Wednesday, April 25, 2007

People v. Perrusquia (Cal. Ct. App. - April 25, 2007)

Hmmm. I admit that this one is close. But I think that I agree with Justice Bedsworth's dissent more than I do with Justice Moore's majority opinion (even as supported by Justice O'Leary's concurrence).

My dissent probably wouldn't be filled with as much rhetoric as the first couple of pages of Justice Bedsworth's dissent. Not only because my writing style is a bit different than Justice Bedsworth's -- mind you, as I've often said, I like many of his opinions, and his style often appeals to me -- but also because, in my mind, this isn't the case to go off the deep end about how we need to give the police free reign. It's a close case. This may well be an unconstitutional seizure. It's not a setting in which I would want to wax poetic about how critical it is that we allow the police to grab up every 30-something Hispanic that they sense might possibly be thinking about committing some sort of crime.

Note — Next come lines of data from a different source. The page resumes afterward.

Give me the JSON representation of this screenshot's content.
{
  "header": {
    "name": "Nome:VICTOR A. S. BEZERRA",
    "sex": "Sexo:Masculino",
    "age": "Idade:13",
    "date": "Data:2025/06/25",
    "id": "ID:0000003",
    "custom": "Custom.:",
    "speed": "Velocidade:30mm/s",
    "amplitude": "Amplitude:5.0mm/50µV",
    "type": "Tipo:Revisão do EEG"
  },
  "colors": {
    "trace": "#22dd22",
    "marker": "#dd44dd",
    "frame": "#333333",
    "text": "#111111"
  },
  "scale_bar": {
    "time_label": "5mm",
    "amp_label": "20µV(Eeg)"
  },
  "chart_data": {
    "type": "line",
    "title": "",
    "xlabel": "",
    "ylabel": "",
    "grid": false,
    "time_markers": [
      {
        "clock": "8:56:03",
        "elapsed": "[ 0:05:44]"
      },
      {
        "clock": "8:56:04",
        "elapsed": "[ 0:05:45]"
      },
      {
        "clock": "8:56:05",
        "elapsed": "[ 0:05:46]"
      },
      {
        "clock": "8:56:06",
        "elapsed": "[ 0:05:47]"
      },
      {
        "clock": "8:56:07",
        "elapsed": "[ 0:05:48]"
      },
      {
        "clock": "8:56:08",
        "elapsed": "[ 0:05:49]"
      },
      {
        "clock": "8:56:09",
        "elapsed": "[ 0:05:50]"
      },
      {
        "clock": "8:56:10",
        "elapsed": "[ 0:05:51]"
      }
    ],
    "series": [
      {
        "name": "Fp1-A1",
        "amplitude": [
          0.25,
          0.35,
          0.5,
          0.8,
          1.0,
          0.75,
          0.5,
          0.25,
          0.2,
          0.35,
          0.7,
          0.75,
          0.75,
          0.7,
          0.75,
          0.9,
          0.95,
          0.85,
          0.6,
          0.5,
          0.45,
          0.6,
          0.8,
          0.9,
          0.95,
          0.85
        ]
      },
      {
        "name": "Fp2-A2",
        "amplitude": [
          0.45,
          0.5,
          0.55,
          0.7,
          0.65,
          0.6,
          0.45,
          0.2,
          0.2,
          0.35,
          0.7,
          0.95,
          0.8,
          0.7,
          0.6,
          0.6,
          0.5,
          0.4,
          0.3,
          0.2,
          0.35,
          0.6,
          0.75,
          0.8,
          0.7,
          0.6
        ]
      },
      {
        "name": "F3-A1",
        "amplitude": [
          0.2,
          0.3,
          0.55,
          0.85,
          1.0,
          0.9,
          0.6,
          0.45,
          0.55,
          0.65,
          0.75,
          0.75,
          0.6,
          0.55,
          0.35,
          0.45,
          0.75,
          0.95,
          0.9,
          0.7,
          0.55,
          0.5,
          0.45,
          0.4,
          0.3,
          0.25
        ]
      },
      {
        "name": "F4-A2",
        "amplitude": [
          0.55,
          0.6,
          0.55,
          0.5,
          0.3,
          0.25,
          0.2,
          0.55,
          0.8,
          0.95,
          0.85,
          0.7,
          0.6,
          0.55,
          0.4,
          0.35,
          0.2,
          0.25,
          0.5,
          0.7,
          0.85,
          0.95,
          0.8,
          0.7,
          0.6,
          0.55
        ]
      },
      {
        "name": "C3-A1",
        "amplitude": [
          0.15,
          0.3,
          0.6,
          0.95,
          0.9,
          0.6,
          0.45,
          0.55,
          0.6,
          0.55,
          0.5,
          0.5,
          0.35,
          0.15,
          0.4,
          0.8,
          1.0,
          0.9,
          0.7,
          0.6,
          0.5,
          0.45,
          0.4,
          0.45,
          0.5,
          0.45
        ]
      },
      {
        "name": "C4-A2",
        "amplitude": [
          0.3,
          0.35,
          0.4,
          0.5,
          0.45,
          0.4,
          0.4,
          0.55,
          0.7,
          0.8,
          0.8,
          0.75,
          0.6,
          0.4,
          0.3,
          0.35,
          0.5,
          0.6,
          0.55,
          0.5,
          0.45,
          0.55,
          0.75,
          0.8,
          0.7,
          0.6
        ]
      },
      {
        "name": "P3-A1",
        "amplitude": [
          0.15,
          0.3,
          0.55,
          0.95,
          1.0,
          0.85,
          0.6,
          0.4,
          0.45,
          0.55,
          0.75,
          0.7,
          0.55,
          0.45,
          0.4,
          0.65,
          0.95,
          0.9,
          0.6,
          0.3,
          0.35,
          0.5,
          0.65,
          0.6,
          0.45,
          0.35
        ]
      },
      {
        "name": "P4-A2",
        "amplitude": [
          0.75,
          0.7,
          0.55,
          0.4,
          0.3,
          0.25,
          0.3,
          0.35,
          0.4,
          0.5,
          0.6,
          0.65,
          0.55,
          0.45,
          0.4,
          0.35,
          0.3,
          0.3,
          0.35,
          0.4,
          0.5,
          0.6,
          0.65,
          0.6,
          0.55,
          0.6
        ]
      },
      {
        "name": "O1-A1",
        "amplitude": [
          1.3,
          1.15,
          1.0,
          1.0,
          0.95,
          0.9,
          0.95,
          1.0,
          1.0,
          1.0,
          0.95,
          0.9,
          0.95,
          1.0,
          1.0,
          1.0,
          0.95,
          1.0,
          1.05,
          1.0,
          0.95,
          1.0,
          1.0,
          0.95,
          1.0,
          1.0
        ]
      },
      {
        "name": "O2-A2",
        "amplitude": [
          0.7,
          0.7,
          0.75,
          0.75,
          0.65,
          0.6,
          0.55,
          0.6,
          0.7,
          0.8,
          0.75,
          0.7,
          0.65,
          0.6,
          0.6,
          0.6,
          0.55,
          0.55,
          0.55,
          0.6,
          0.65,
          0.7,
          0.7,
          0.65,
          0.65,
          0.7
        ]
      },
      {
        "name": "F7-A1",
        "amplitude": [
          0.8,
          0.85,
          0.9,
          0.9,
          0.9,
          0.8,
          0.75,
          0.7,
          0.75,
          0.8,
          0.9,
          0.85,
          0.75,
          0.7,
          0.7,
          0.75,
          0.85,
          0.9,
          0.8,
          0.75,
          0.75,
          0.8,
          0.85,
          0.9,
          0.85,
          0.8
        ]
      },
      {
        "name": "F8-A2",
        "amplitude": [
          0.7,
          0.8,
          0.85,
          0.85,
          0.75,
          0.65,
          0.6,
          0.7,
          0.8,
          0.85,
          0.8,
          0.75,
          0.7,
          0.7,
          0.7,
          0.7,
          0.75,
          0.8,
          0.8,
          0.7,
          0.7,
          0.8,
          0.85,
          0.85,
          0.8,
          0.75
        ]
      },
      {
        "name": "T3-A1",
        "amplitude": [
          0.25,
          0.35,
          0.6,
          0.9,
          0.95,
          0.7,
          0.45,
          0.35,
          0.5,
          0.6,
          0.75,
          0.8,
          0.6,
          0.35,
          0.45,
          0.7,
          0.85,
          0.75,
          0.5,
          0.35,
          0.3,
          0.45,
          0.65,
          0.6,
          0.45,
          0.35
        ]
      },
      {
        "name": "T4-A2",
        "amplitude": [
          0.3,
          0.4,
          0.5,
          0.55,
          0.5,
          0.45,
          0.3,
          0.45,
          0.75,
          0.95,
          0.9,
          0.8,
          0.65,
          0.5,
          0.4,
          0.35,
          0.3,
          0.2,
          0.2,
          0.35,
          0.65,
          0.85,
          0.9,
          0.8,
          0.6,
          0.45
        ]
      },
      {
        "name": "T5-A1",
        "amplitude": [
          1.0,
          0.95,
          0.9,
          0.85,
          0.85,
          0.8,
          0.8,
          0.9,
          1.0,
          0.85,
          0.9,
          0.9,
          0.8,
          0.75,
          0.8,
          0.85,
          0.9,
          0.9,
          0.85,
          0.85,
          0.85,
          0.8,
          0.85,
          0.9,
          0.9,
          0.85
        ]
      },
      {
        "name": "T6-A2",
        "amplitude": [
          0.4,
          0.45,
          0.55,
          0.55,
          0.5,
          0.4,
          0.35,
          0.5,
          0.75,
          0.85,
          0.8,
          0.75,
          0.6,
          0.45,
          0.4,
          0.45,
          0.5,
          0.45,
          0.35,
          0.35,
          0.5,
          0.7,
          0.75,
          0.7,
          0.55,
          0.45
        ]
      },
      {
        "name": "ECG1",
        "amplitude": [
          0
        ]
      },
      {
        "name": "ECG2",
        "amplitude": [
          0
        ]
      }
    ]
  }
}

That said, on the merits, the police saw Perrusquia sitting in his idling car, crouched low in the driver's seat, around midnight in front of a 7-11 in a high-crime area in Anaheim. Earlier that day, at roll call, the police had been briefed about a series of six armed robberies at 7-11 stores in Anaheim. Perrusquia sat in his idling car for a minute or so -- which is a little weird -- crouched down, and he had parked his car not in the spots nearest to the 7-11 (and plenty of them were empty), but rather in the spot closest to the exit. Finally, when the police officers eventually started to approach the car, they heard "some sort of fumbling" noises and then heard something drop to the floor of the car with a "thud". And then Perrusquia immediately got out of the car once he saw the police and "aggressively and quickly" tried to pass the officers.

Given all of that, I think there was sufficient reasonable suspicion to conduct a Terry stop. At which point, by the way, they found a loaded 9 millimeter in Perrusquia's waistband. And, thereafter, a loaded .22 in the same waistband, plus some meth in his pocket. P.S. - Perrusquia's a prior felon as well.

Close. But, to me, the circumstances, as a whole, were enough to justify a brief patdown. I'd call it good police work. I wouldn't have suppressed.